Bilindiği üzere her yıl okulların açılış tarihiyle birlikte kırtasiye masrafları karşılığında öğretmenlere eğitim ödeneği adı altında belli bir miktar ücret yatmakta.

657 sayılı Devlet Memurları Kanununun 32. Maddesine göre devlet okullarında görev yapan öğretmenlere, her öğretim yılında bir defaya mahsus olmak üzere öğretim yılının başladığı ay içinde öğretim yılına hazırlık ödeneği verilir. Eğitim ödeneği fiili olarak görevde olan öğretmenlere ödenir.

2020 yılında 1210 lira, 2021 yılında 1250 tl olarak verilen eğitim ödeneği, günümüz enflasyon oranları ve kırtasiye kalemlerindeki ciddi artışlara rağmen 2022 yılında sadece 1325 tl olarak ödenecek.
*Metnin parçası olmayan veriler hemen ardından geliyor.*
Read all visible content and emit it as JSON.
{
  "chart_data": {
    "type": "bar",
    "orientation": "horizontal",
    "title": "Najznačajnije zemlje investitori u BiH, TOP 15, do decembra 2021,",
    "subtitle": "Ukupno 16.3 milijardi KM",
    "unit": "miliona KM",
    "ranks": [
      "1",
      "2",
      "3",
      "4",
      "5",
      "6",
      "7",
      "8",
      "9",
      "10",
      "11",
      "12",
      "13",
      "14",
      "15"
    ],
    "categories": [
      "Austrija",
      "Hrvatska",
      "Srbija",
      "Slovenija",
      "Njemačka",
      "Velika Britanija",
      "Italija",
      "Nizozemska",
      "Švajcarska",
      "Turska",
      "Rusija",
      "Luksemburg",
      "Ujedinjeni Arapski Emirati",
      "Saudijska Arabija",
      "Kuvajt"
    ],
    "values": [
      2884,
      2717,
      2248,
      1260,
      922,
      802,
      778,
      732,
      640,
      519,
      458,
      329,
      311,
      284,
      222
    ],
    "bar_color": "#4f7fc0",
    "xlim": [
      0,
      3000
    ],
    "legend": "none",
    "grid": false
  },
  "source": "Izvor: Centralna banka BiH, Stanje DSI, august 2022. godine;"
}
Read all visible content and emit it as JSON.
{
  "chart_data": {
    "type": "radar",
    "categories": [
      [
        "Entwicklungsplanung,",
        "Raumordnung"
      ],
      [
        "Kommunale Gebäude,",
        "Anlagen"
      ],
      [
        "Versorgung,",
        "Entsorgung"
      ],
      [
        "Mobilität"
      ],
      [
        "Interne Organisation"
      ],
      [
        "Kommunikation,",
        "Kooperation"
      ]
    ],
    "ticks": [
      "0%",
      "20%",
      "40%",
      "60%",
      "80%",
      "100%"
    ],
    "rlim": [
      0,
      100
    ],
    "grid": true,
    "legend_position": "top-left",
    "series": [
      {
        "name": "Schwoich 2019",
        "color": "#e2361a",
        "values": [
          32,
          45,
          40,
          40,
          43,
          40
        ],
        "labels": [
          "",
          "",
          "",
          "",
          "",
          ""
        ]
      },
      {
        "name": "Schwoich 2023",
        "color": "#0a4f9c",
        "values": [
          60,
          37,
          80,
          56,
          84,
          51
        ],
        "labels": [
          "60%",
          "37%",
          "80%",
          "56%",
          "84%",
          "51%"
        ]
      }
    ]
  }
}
Konu ile ilgili Eğitim Bir Sen İpekyolu Başkanı Harun Yeşilova açıklamalarda bulundu:

Öncelikle şunu belirtmek gerekiyor ki öğretmenlere verilen eğitim ödeneği bütün eğitim çalışanlarına verilmelidir. Bu konuya önce bir değinmek istedim. Çünkü bu çok ciddi bir sorun. Bu ödemenin genişletilmesi, tüm eğitim çalışanlarını kapsaması gerekiyor. Böylece hak ve adalet açısından daha yerinde bir uygulama olacaktır. Gelelim asıl meseleye. 2022-2023 eğitim öğretim yılı hazırlık ödeneği miktarına. Öncelikle eğitim ödeneği nedir bununla başlayalım. Eğitim ödeneği her eğitim-öğretim yılının başında öğretmenlere sağlanan materyal destek ödemesidir. Devletimizin sağladığı bu imkan, öğretmenlerin sınıf içi materyaller, ders araç gereçleri ve benzeri harcamalarında kullanılması için verilir. Önceki eğitim öğretim yılı başında öğretmenlere 1250 tl civarı bir ödenek ücreti yatırıldı. Daha sonra kurda yaşanan ciddi yükselişler sonrasında özellikle eğitimin ana unsurlarından olan A4 kağıtları başta olmak üzere bütün kırtasiye kalemlerinde ciddi yükselişler meydana geldi. A4 kağıtları ücretleri 3-4 kat yükseldi. Keza diğer kalemler de. Geçen sene ile kıyasladığımızda, önümüzdeki eğitim öğretim yılında aynı ürünlerin yarısını bile alamayacağımızı görüyoruz. Bu ne demek oluyor? Koşullar değişti. Fiyatlar yükseldi. Yani alım gücü düştü. Fakat bu yıl hazırlık ödeneği 1325 tl olarak yansıtılacak. Ciddi enflasyon oranlarıyla karşı karşıyayız. Bu da eğitim ödeneğinde bir zam yapılmasını gerekli kılıyor. Altını çiziyorum minimum enflasyon oranında bir zam gelmeli, hatta bunun da ötesinde bir zam beklentimiz var. Diğer takdirde bütün eğitim çalışanları mağdur olacaktır. Çünkü geçen seneye kıyasla alım gücü bunu karşılamıyor. Eğitim camiası bu ücreti kendileri için kullanmıyor, eğitim için kullanıyor, okul için kullanıyor, öğrenciler için kullanıyor. Devletimize düşen görev de bu konu hususunda eğitim camiasının alım gücünü korumak, eğitime her daim katkı sağlamaktır.